In 2014, the ACS Committee on Trauma (ACS-COT) suggested that a 5% rate of undertriage and a 25% to 35% rate of overtriage are acceptable goals for field triage. This suggests that trauma center need can be accurately identified and that the rates of over- and undertriage should be the same for all trauma systems. Yet, no gold standard measurement is available that defines the need for a trauma center, and this may differ by the number of higher-level trauma centers within a given system. Previous studies have used an Injury Severity Score (ISS) greater than 15 as an estimation of trauma center need. ISS is an anatomic scoring system ranging from 0 to 75, which assigns a numerical value (1–5) to each one of six body regions (head, face, chest, abdomen, extremities, and external). The scores of the three most severely injured body regions are squared and then added together to produce a composite score. Other studies have used resource utilization as a proxy for the need for a trauma center. For example, whether or not the patient needed admission to the intensive care unit, required emergent nonorthopedic surgery within 24 hours of presentation to the hospital, or died prior to hospital discharge are surrogates of resource utilization. Finally, early studies used death alone as a measure of trauma center need. However, relative to the high morbidity many trauma patients sustain, few patients actually die. As such, this measure is now rarely used to approximate trauma center need.
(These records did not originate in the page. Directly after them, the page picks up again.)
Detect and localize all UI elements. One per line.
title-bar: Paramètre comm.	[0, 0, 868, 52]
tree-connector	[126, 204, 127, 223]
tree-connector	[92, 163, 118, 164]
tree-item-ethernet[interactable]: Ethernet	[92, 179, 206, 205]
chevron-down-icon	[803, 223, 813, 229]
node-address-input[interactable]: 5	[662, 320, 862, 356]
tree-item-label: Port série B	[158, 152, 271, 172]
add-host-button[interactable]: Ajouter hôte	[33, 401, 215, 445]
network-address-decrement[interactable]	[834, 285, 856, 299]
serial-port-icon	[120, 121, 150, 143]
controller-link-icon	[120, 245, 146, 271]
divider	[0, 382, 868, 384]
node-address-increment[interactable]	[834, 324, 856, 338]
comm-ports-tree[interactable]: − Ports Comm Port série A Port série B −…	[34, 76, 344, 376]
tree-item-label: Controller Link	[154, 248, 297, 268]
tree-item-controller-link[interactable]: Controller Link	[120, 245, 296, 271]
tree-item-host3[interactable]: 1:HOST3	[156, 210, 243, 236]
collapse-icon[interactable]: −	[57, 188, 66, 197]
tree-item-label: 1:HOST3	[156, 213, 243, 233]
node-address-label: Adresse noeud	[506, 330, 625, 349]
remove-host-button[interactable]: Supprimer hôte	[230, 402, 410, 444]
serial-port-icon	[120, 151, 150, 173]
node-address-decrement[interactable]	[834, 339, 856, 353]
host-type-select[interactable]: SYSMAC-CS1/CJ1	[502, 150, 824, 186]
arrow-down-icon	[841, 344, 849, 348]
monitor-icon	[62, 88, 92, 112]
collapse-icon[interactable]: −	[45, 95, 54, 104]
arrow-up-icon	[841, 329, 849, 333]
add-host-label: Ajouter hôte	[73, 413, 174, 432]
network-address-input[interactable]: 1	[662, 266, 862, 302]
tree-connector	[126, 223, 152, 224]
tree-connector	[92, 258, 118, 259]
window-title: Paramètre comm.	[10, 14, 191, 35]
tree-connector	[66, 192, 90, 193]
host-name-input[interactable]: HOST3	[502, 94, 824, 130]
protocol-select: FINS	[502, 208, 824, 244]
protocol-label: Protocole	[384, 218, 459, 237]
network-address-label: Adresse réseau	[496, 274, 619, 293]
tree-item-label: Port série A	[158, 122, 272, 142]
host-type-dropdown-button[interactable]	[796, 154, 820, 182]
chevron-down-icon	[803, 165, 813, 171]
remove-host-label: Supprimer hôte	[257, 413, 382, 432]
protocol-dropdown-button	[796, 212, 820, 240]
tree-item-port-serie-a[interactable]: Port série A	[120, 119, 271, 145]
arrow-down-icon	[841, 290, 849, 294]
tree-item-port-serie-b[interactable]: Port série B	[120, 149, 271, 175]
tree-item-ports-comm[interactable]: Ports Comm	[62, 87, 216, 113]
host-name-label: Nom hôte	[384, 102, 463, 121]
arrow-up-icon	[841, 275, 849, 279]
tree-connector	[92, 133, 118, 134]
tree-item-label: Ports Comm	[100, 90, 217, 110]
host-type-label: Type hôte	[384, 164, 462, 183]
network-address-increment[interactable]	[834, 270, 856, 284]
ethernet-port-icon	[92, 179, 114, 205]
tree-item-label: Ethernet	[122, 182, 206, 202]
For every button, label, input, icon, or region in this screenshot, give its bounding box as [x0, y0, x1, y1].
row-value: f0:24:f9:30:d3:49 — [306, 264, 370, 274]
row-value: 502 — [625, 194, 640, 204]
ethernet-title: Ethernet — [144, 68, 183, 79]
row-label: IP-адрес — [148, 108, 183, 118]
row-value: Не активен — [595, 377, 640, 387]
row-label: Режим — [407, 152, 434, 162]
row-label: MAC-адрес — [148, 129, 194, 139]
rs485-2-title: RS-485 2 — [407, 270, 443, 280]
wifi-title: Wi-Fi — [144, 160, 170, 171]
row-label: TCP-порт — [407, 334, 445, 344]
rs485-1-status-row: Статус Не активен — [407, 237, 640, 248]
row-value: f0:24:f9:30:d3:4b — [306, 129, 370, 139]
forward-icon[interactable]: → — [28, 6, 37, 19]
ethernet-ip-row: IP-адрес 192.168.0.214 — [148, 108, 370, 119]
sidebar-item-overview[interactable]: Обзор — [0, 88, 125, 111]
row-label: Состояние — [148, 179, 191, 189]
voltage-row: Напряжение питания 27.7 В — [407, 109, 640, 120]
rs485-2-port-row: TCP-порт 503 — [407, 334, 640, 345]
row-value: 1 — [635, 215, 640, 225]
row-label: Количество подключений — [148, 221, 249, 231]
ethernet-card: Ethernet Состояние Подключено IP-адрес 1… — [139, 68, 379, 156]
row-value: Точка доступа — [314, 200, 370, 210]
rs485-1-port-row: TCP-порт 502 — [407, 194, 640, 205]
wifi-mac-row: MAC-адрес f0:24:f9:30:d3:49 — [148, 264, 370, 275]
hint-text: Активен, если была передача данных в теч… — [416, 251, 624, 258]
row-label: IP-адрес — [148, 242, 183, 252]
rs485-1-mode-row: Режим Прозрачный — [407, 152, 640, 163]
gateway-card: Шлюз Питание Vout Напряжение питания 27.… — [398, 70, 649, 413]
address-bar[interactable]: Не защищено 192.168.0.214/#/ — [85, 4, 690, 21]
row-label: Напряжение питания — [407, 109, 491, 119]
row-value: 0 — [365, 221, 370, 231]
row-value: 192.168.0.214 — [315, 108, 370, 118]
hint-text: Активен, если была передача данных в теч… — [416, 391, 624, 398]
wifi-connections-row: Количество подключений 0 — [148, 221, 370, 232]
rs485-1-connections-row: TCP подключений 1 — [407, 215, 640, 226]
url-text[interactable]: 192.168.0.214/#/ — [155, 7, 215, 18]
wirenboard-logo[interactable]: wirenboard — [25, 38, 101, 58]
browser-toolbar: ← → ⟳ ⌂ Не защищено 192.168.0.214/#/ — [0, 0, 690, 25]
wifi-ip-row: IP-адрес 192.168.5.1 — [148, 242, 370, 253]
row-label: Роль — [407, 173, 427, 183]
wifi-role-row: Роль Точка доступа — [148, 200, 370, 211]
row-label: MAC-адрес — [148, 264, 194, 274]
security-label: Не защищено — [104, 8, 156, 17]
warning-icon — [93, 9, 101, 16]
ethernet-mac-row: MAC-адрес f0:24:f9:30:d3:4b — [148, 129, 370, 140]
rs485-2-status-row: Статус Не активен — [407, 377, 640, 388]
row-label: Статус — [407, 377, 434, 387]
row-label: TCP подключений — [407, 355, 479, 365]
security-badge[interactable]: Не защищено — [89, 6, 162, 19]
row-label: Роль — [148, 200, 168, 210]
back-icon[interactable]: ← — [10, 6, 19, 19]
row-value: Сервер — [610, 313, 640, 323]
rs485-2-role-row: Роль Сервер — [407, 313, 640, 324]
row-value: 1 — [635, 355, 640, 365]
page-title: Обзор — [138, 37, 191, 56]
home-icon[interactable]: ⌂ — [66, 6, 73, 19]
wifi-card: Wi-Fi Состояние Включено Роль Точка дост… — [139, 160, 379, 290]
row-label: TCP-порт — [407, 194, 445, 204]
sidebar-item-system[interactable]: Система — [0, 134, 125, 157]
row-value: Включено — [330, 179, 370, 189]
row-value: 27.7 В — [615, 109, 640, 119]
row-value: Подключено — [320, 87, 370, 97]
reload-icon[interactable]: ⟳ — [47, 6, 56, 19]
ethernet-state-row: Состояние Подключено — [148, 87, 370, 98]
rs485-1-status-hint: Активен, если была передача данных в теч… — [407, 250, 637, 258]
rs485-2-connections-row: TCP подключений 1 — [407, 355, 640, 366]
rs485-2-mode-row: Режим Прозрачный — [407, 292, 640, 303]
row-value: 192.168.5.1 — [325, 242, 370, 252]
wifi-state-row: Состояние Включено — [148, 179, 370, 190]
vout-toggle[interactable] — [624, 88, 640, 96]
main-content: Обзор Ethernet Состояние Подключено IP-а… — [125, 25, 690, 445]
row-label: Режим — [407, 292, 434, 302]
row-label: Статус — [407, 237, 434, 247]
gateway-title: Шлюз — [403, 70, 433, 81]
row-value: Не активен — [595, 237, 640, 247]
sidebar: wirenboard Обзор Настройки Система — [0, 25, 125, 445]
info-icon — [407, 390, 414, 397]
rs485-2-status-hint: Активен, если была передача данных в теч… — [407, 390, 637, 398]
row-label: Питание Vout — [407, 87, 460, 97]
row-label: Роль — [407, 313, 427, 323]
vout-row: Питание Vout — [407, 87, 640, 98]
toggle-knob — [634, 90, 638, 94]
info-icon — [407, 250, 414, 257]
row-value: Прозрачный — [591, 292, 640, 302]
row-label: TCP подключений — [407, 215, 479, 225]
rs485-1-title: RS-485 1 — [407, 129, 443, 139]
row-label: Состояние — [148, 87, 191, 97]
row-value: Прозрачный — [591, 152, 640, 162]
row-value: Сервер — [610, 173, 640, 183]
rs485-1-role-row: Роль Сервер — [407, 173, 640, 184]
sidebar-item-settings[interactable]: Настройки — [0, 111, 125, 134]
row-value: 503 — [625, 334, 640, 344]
The accuracy of the ACS-COT/CDC triage criteria can be evaluated in its entirety or by evaluating each criterion separately. A study using the National Trauma Database sought to determine whether or not the physiologic and anatomic criteria alone (versus the complete scheme) were sufficient to accurately predict need for a trauma center. Defining trauma center need as an ISS of greater than 15 or the need for emergent surgery or an intensive care unit admission greater than 24 hours, overtriage rates for the physiologic criteria were 9% and undertriage rates were 68%. The anatomic criteria alone resulted in overtriage rates of 15% and undertriage rates of 74%. Even when combining both the physiologic and anatomic steps in succession (as an EMS worker would perform in the field), overtriage would have occurred 22% of the time and undertriage would have occurred in 51% of injured patients. Because more than half of the patients in the study would not have been identified as needing a trauma center using the anatomic and physiologic criteria alone, authors concluded that mechanism of injury and special considerations criteria contribute significantly to the triage guideline by limiting undertriage. This emphasizes the fact that all four steps in the decision scheme are important to the overall accuracy of the algorithm. It also describes an important concept: improving the rates of undertriage come at the expense of increasing overtriage. As pointed out by the CDC, additional research efforts were needed specifically related to field triage and predictors of trauma center need. In turn, a recent study funded by the CDC sought to prospectively validate field trauma triage guidelines. Importantly, the study found that the sensitivity and specificity of the guidelines were 66.2% and 87.8% for those with an ISS greater than 15 and 80.1% and 87.3% for early critical resource use. The study also found that triage guideline sensitivity decreased with age, from 87.4% in children to 51.8% in older adults. The authors concluded that the national field triage guidelines are relatively insensitive for identifying seriously injured patients who require critical resource use, particularly among older patients. Accordingly, ongoing research in these areas should continue and ought to involve acute care, public health, and public safety practitioners and researchers to improve continuing analysis, valuation, and revisions of the current field decision scheme.